あんじょーら

神々の山嶺のあんじょーらのレビュー・感想・評価

神々の山嶺(2021年製作の映画)
2.9
信頼できる友人Kくんのオススメなので観ました。


原作夢枕獏 絵谷口ジローの山岳漫画をフランスで劇場用アニメーション映画として完成させて、逆輸入の形での日本で観られるようになった作品です。なので、字幕版を観ましたけれど、吹き替え版で良かったかも。原作も日本で、固有名詞も日本語なんですけれど、つい字幕を選んでしまいました・・・


昭和40年代?くらいの日本。ジャーナリストで写真家の深町はひょんな事からエベレスト初登頂の謎、ジョージ・マロリーのカメラについて知る事となり、その際に見かけた男で孤高のクライマー羽生を追って取材を始めるのですが・・・というのが冒頭です。

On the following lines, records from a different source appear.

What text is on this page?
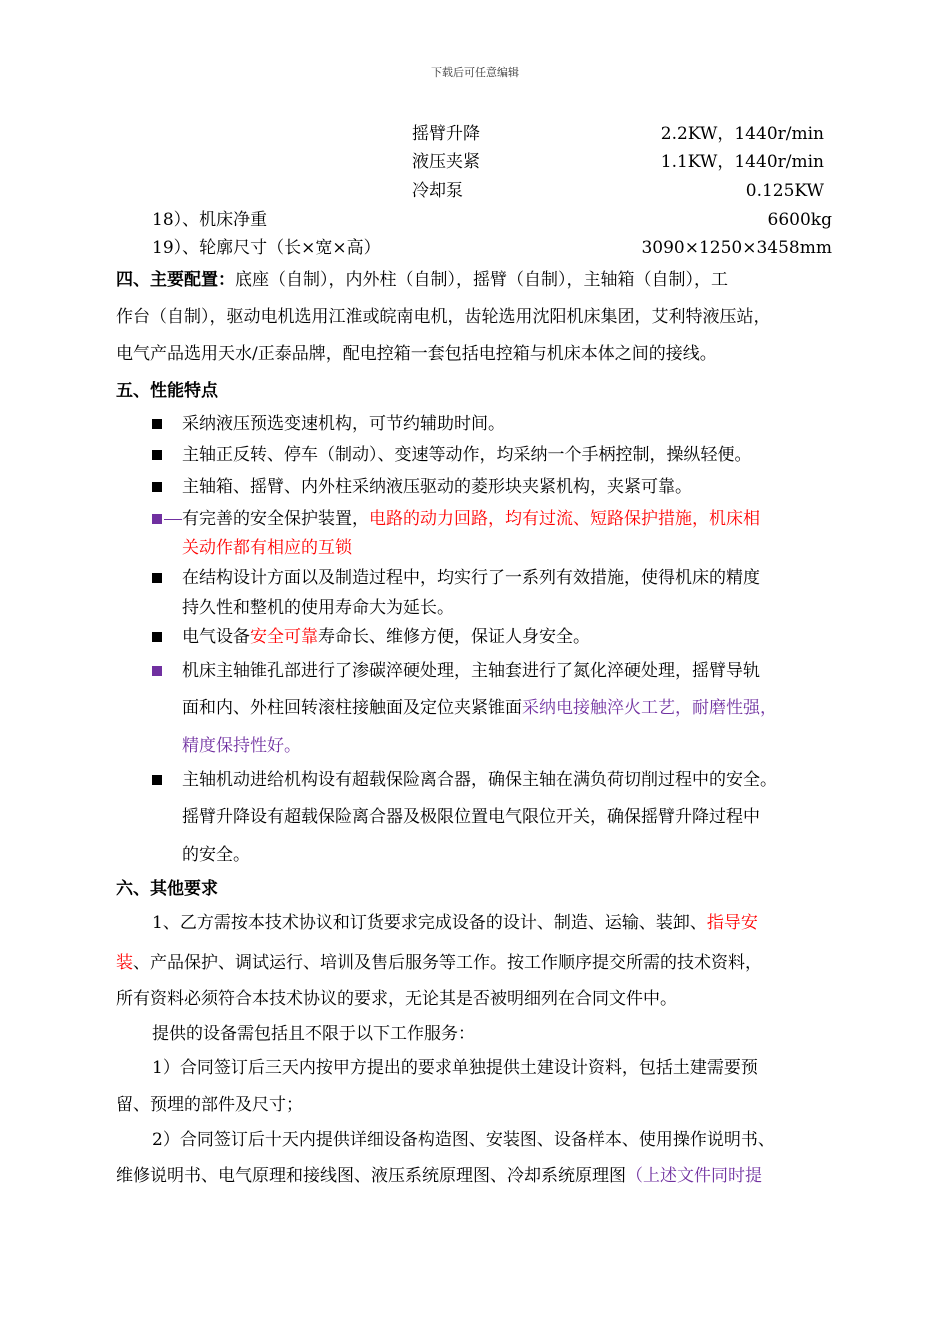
下载后可任意编辑
摇臂升降	2.2KW，1440r/min
液压夹紧	1.1KW，1440r/min
冷却泵	0.125KW
18）、机床净重	6600kg
19）、轮廓尺寸（长×宽×高）	3090×1250×3458mm
四、主要配置：底座（自制），内外柱（自制），摇臂（自制），主轴箱（自制），工
作台（自制），驱动电机选用江淮或皖南电机，齿轮选用沈阳机床集团，艾利特液压站，
电气产品选用天水/正泰品牌，配电控箱一套包括电控箱与机床本体之间的接线。
五、性能特点
采纳液压预选变速机构，可节约辅助时间。
主轴正反转、停车（制动）、变速等动作，均采纳一个手柄控制，操纵轻便。
主轴箱、摇臂、内外柱采纳液压驱动的菱形块夹紧机构，夹紧可靠。
有完善的安全保护装置，电路的动力回路，均有过流、短路保护措施，机床相
关动作都有相应的互锁
在结构设计方面以及制造过程中，均实行了一系列有效措施，使得机床的精度
持久性和整机的使用寿命大为延长。
电气设备安全可靠寿命长、维修方便，保证人身安全。
机床主轴锥孔部进行了渗碳淬硬处理，主轴套进行了氮化淬硬处理，摇臂导轨
面和内、外柱回转滚柱接触面及定位夹紧锥面采纳电接触淬火工艺，耐磨性强，
精度保持性好。
主轴机动进给机构设有超载保险离合器，确保主轴在满负荷切削过程中的安全。
摇臂升降设有超载保险离合器及极限位置电气限位开关，确保摇臂升降过程中
的安全。
六、其他要求
1、乙方需按本技术协议和订货要求完成设备的设计、制造、运输、装卸、指导安
装、产品保护、调试运行、培训及售后服务等工作。按工作顺序提交所需的技术资料，
所有资料必须符合本技术协议的要求，无论其是否被明细列在合同文件中。
提供的设备需包括且不限于以下工作服务：
1）合同签订后三天内按甲方提出的要求单独提供土建设计资料，包括土建需要预
留、预埋的部件及尺寸；
2）合同签订后十天内提供详细设备构造图、安装图、设备样本、使用操作说明书、
维修说明书、电气原理和接线图、液压系统原理图、冷却系统原理图（上述文件同时提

伝説的な天才的クライマーである羽生の過去を深町が調べる事で徐々に明らかになる羽生という人物のキャラクター、そこにエベレスト初登頂に命をかけたマロリーの謎が絡んでくる非常にサスペンスフルな映画になっています。


魅力的なのは羽生というキャラクターですし、そこを知りたい、と願う深町、深淵を覗く者は深淵からも覗かれている、という感じで、傍観者的な立ち位置から飲み込まれていくのが上手い演出てして効いています。


あるポイントを明かさなかったのも秀逸。


私は男性という生物、もっと言えばオスという生物が生まれた過程でより強い好奇心とか無駄を好む傾向が与えられたのではないか?と感じるのですが(福岡伸一著「できそこないの男たち」をご一読下さいませ)その中でも、狂気に近い、憑りつかれた感覚を如実に示してくれます。ここまで『何か』に執着出来る事がある、というのは幸せな事なのかも知れません。


キャスリン・ビグロー監督作品、キアヌ・リーヴス主演「ハート・ブルー」のパトリック・スウェイジのようなスリル・ジャンキーの様でもあります。


しかし、調べてみると、この夢枕獏先生の原作にはモデルとなっている人物が居て・・・という感じで、どこまで現実に即しているのか?を映画鑑賞後に調べるのは面白いです、ですが出来れば鑑賞後の方がカタルシスは大きいと思います。


もちろん、あまり褒められる感じのキャラクターではないです、この羽生さん・・・天才的ですが独善的で、しかし、そうなってしまった、という部分も非常に理解出来る、そういう風に育てられてしまった、という部分にリリシズムさえ感じます。


そして追う深町というキャラクターを時々映画でも小説でも見かけますけれど、この知りたい、という動機に突き動かされる様を恐ろしくも思えます。羽生に魅せられていく様子が恐ろしいのです。これもデビッド・フィンチャー監督作品「ゾディアック」の主人公のような・・・


それと、当時の、いわゆる昭和の日本がかなり細かく再現されていて、昭和という時代の良い部分も、そしてヒドイ部分もあるのが理解出来ます。フランス人監督はよくここまで再現したなぁと感心しました。


人間って本当に不思議な生き物ですよね。リュック・ベッソン監督の「グラン・ブルー」の登山バージョンとも言える。確かにフランスで人気が出そう。


登山に興味のある方、そして極限状態に置かれてこそ生きている、と感じられてしまう人に興味がある方にオススメ致します。